What approach are you applying to keep Kebbi free of security challenges?
I am not boasting because there is a popular Hausa saying that ‘if you see the beard of your neigbour on fire, get water and keep close to you’; that we are better than other states is not even a happy thing because the security of Kebbi is linked to the security of every part of Nigeria, so what we want to see is peace. The issue is how is it that some states are better than others, maybe that is the lesson. Maybe some states’ economic opportunities are more, some have more investment opportunities.
The general message as President Buhari has always said is, for you to have a peaceful society, we have to focus on the need of every member of the society and that is what is being done in social investment programmes, that is what is being done to farmers, fishermen, pastoralists in Kebbi State.
We embraced that together with effective electoral process, traditional institution, community leaders, religious leaders, we have focused on security issues on a non-divisive way. For us crime is crime. Whoever commits crime, it doesn’t matter his ethnicity, he or she ought to be condemned as such and ought to be dealt with as a criminal. The systematic misunderstanding of these issues is what causes conflict, the media should focus on this as well.
Some states have accepted to make land available for Ruga, what is your position on that?
It is unfortunate that Ruga has generated the controversy that it did because to begin with, Ruga is not a Fulani or Hausa word, it’s an acronym, which means Rural Grazing Area, it is an acronym given to Nigeria by its colonialists. We have since that time appreciated that there are users of land for economic activities that involve movement, it is better to help them stay in one place, provide water for them, veterinary services, schools and hospital to better their lot. Their children can attend school and benefit from government like other communities.
If you go to any state with significant Fulani population, the places where Fulani live are largely called Ruga. Like in Kebbi, we have over 3000 Rugas, they are very small settlements. I, as the state governor, I am doing the bit that I can to provide water, schools, veterinary services, primary healthcare in those settlements and the more you do that, the yield per animal increases, they live a better life and you have less conflict within the state.

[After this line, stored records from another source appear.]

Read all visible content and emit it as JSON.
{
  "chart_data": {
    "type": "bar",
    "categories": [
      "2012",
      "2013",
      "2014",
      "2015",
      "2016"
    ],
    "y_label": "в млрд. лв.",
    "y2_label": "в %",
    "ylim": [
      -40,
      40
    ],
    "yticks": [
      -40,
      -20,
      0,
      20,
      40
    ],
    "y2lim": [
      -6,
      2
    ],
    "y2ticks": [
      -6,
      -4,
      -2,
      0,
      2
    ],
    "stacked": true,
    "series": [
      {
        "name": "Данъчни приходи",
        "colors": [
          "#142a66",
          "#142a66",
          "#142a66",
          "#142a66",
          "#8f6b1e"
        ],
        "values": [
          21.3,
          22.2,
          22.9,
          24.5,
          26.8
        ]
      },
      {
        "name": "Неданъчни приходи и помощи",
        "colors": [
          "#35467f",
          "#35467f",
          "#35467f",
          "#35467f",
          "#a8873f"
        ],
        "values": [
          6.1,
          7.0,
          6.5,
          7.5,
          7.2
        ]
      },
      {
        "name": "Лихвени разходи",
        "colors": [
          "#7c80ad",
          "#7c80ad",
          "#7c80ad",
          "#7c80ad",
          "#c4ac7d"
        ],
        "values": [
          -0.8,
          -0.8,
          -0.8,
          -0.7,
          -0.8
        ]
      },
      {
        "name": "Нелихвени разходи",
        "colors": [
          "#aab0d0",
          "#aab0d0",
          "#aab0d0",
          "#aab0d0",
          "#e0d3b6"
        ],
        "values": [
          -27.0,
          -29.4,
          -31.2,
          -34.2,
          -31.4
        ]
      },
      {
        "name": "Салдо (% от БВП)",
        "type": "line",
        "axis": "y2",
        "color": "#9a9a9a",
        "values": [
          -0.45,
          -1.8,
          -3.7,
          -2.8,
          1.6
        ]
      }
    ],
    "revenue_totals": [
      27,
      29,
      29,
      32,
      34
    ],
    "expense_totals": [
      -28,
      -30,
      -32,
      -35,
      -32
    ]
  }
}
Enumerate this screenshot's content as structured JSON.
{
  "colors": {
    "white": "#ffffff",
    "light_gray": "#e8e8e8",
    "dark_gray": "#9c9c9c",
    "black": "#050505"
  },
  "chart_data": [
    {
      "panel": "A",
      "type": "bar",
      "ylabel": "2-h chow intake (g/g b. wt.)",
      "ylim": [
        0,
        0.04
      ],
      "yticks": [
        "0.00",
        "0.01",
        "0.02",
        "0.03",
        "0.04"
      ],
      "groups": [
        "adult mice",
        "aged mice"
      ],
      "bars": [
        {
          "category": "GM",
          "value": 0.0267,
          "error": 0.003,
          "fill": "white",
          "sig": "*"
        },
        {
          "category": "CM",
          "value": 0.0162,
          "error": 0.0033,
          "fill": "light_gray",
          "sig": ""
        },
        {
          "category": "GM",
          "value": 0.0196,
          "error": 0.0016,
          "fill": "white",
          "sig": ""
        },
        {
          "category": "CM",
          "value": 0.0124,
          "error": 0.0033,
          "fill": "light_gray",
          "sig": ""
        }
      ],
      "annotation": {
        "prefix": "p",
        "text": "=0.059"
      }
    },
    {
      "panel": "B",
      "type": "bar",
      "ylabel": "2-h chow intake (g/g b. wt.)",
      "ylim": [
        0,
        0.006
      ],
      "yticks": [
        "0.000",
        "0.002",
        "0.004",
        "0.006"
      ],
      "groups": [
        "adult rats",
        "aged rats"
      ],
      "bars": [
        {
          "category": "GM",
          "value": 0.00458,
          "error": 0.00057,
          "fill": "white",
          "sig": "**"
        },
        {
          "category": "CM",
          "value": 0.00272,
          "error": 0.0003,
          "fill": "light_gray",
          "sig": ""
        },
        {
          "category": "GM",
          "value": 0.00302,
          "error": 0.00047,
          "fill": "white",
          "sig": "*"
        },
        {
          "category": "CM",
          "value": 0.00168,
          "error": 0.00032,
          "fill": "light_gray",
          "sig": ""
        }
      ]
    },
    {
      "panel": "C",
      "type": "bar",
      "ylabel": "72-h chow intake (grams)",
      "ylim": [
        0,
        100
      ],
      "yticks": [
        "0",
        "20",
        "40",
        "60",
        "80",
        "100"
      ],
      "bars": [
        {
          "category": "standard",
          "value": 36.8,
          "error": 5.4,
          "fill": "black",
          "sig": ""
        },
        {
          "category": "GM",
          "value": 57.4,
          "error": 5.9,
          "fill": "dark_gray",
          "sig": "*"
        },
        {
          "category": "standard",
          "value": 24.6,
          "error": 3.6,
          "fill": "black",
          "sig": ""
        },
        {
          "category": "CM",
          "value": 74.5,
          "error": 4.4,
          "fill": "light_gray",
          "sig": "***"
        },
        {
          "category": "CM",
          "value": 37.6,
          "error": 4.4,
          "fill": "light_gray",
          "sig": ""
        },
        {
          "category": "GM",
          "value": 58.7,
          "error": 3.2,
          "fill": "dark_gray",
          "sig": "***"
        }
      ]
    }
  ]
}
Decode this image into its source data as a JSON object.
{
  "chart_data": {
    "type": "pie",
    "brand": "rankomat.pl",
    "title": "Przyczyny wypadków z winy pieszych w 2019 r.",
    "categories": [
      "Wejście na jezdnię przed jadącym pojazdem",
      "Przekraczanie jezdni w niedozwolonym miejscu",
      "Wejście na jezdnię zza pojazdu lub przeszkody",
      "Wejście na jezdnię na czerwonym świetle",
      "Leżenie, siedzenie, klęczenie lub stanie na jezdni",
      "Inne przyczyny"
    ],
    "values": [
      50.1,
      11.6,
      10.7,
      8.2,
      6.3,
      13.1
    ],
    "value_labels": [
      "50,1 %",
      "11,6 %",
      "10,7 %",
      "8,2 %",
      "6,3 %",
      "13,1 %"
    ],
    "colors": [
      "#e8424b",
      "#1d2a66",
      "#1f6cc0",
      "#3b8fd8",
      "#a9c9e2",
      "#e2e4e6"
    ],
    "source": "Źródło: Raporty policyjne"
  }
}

The federal government did not request any state to provide land for Ruga. I am not aware of it. The federal government requested states that have Fulani settlement, like Kebbi, to indicate how much support they want so that we can have more hospital, water, veterinary services, schools in those places.
Like I have said, I have over 3000 Ruga settlements in Kebbi State, so the whole N12billion earmarked for Ruga, if you give it to Kebbi State, we will use it for less than 1000 Rugas. So I think it is a very commendable initiative and as part of our national food security initiative, and national prosperity, we should support all economic initiatives.
Once we achieve less movement, some of the conflicts will lessen and I think that is the big lesson.